Por eso soy feminista, anticapitalista y antirracista, y sé que la revolución es poner la vida en el centro, no sólo en los momentos luminosos, sino, y sobre todo, en los sombríos, fuera de focos y flashes y postureos varios. La revolución es que, cuando tu casa familiar desaparece, se convierta en decenas de casas de amigas y amigos que son familia de la sana y escogida; es que los amores de tu vida, tus amigas y amigos y los de tu padre, tu hermana, tu compañero, te ayuden a desmontar un taller con décadas de vida en las espaldas, acompañen ese viaje necesario a tus orígenes con comidas y masajes y risas y paseos que alivian la pena y te ayuden con ésa y mil mudanzas para seguir camino; es que su vecina y compañera de trabajo herede buena parte de su taller para que éste fructifique; es repartir la ropa, los muebles, los libros, las herramientas de tu padre entre centros sociales y librerías de mercados cooperativos de Madrid y Barcelona; es regalar su artesanía y sus poemas a tu gente, para que su memoria se reparta y sea fecunda; es que tu gente te acompañe en los necesarios rituales de despedida, y sepa hacerlo; es que el whatsapp y el mail sirvan para que cientos de personas te abracen con palabras desde todo el mundo sin esperar respuesta; es que en Diagonal, La Directa y otros proyectos que has contribuido a impulsar se solidaricen contigo en tu dolor; es que en tus dos trabajos asalariados respeten y acompañen tu proceso; es que tus compañeras y compañeros de la cooperativa de vivienda La Borda te den el espacio y el relevo para recuperarte y seguir alumbrando juntas un proyecto de vida en común para los próximos 75 años, y que puedas implicarte en ese proyecto con apoyo material y económico mancomunado entre tus redes.
Sé que la muerte y el duelo pueden ser aún más terribles y me siento afortunada: cuando canto “nos quieren en soledad, nos tendrán en común”, pienso en ésta y otras microrrevoluciones que vivo y vivimos, porque aunque la propia vida y sus procesos personales sean intransferibles, y tener compañía implique también soledad, como cantó Silvio Rodríguez, nuestra riqueza es generar las condiciones materiales para que todas y todos vivamos dignamente, construyamos y potenciemos nuestra individualidad en comunidad.
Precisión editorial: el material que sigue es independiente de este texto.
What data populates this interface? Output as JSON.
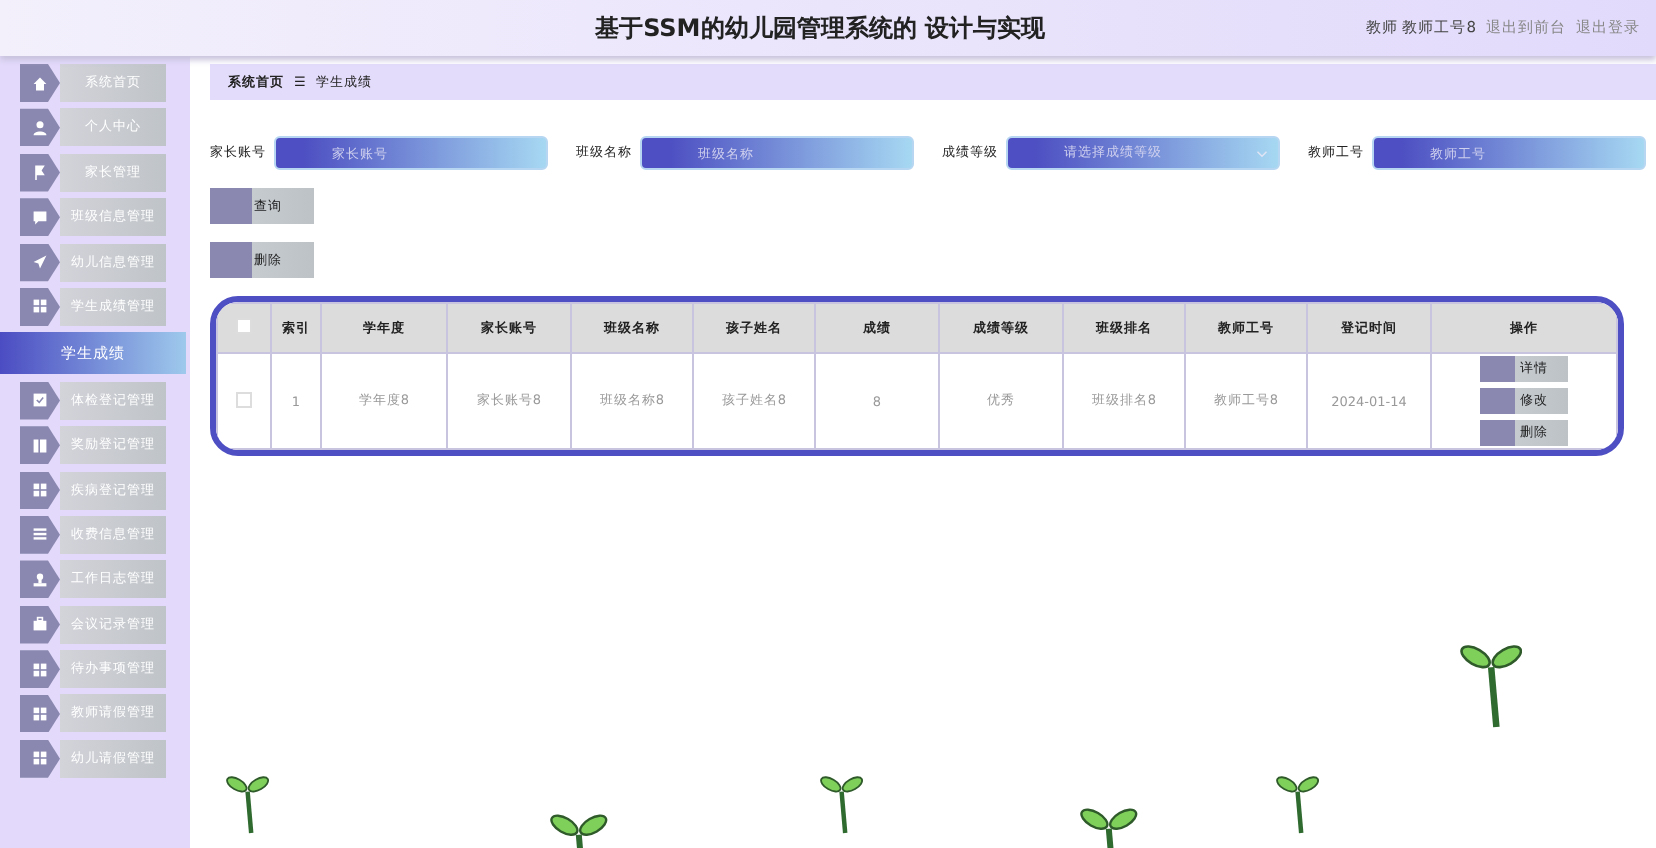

Una riqueza que es totalmente inaccesible para quienes sólo tienen dinero, y que es nuestra victoria, la victoria más dulce, concreta y eterna de mi padre y de mi madre. Gràcies, mamà; gracias, papá: vuestras vidas han valido la alegría, y con el combustible de vuestro amor imborrable en las entrañas, estábamos, estamos y estaremos juntas.